Why is my low pass filter magnifying my signal?

Question

I am a complete beginner at MATLAB and signal analysis so I don't really understand the fourier mathematics behind signal filtering. I took my Ipod Touch and used an app that records the accelerometer data (at 50Hz sampling rate) to a CSV and I loaded that CSV data into matlab. I am now trying to apply a low pass filter to the signal to get rid of the noise that occurs when from small changes in acceleration (so I am left with just the large signals of acceleration).

I read a bunch about signal filtering in matlab today and I own the signal processing toolbox, but I am still very confused on what certain variables mean. For instance the function filter(b,a,data) keeps coming up and I know that a and b are vectors of coefficients but I have no idea how these effect the filter or how to create these values based on what i know about my signal/what I want done with it.

Where should I go to learn the basics of signal processing if I don't have a strong background with Fourier analysis?
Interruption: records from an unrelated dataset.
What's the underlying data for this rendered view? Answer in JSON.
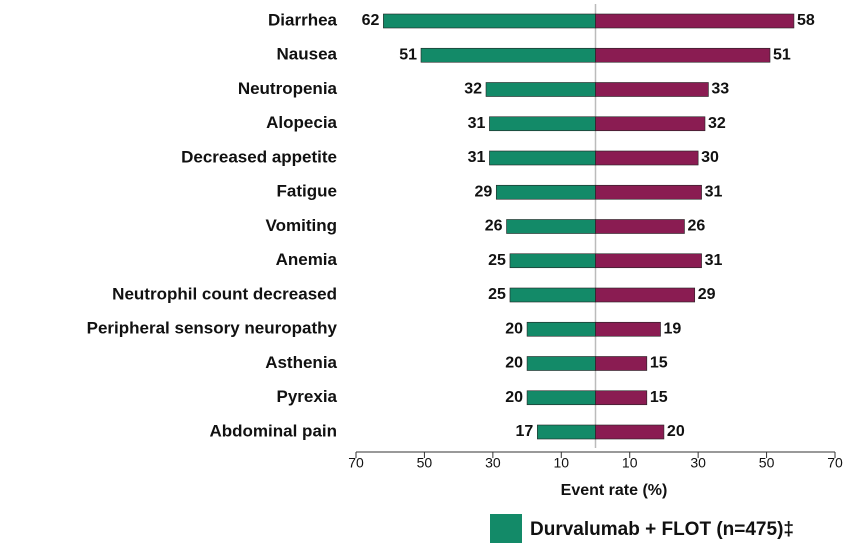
{
  "chart_data": {
    "type": "butterfly",
    "categories": [
      "Diarrhea",
      "Nausea",
      "Neutropenia",
      "Alopecia",
      "Decreased appetite",
      "Fatigue",
      "Vomiting",
      "Anemia",
      "Neutrophil count decreased",
      "Peripheral sensory neuropathy",
      "Asthenia",
      "Pyrexia",
      "Abdominal pain"
    ],
    "series": [
      {
        "name": "Durvalumab + FLOT (n=475)‡",
        "color": "#138a68",
        "values": [
          -62,
          -51,
          -32,
          -31,
          -31,
          -29,
          -26,
          -25,
          -25,
          -20,
          -20,
          -20,
          -17
        ],
        "value_labels": [
          "62",
          "51",
          "32",
          "31",
          "31",
          "29",
          "26",
          "25",
          "25",
          "20",
          "20",
          "20",
          "17"
        ]
      },
      {
        "color": "#8a1c52",
        "values": [
          58,
          51,
          33,
          32,
          30,
          31,
          26,
          31,
          29,
          19,
          15,
          15,
          20
        ]
      }
    ],
    "x_label": "Event rate (%)",
    "xlim": [
      -70,
      70
    ],
    "xticks": [
      {
        "value": -70,
        "label": "70"
      },
      {
        "value": -50,
        "label": "50"
      },
      {
        "value": -30,
        "label": "30"
      },
      {
        "value": -10,
        "label": "10"
      },
      10,
      30,
      50,
      70
    ]
  }
}
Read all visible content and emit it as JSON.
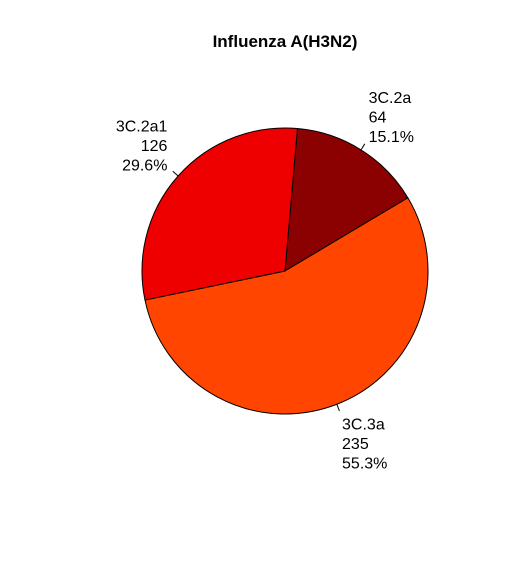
{
  "chart_data": {
    "type": "pie",
    "title": "Influenza A(H3N2)",
    "slices": [
      {
        "label": "3C.2a",
        "value": 64,
        "percent": "15.1%",
        "color": "#8B0000"
      },
      {
        "label": "3C.3a",
        "value": 235,
        "percent": "55.3%",
        "color": "#FF4500"
      },
      {
        "label": "3C.2a1",
        "value": 126,
        "percent": "29.6%",
        "color": "#EE0000"
      }
    ],
    "start_angle_deg": 85,
    "direction": "clockwise",
    "border_color": "#000000"
  }
}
And how should I go about creating my low pass filter in matlab? Thanks!

Here is the sample data I am working with.

I tried just winging it and making a=[1 -0.9] b=1 based on some other stackexchange posts bout low pass filters in matlab and it seems to have done something but it also seems to have magnified my signal 3-fold. What exactly did I do by applying a filter with those values?

Answer 1

If you want to design filters with matlab, you can start by reading about them in the documentation, for instance here. If you want to just wing it then you can study the effects of different parameters using the fvtool utility. Like most tools, however, you are more likely to get something out of it if you spend a few minutes reading the user's manual. For starters you will want to have some idea of where to set a frequency cutoff.

The following figure shows the frequency response of 3 different filters. The left panel is the response of your filter and highlights why you observed an amplification: low frequency signals are scaled by a factor of ~10. The filter you used is type IIR with feedback. The middle panel shows a similar filter with a more reasonable choice of b. A simpler FIR filter that might suit your needs, shown on the right, was generated with fir1. The drawback with the IIR filter is that it does not exhibit a uniform group delay response for all frequencies, which for your particular application is probably undesirable.

The following figure shows the raw and filtered data obtained with an IIR and FIR filters:

Finally, the following shows your data in the frequency domain before and after filtration. The drop in signal above 2.5 Hz due to the filters is evident. The response to the selected FIR filter is not as smooth as for the IIR filter and gives rise to ripples, but has a more abrupt dropoff, attenuating high frequency signals more than those at lower frequency.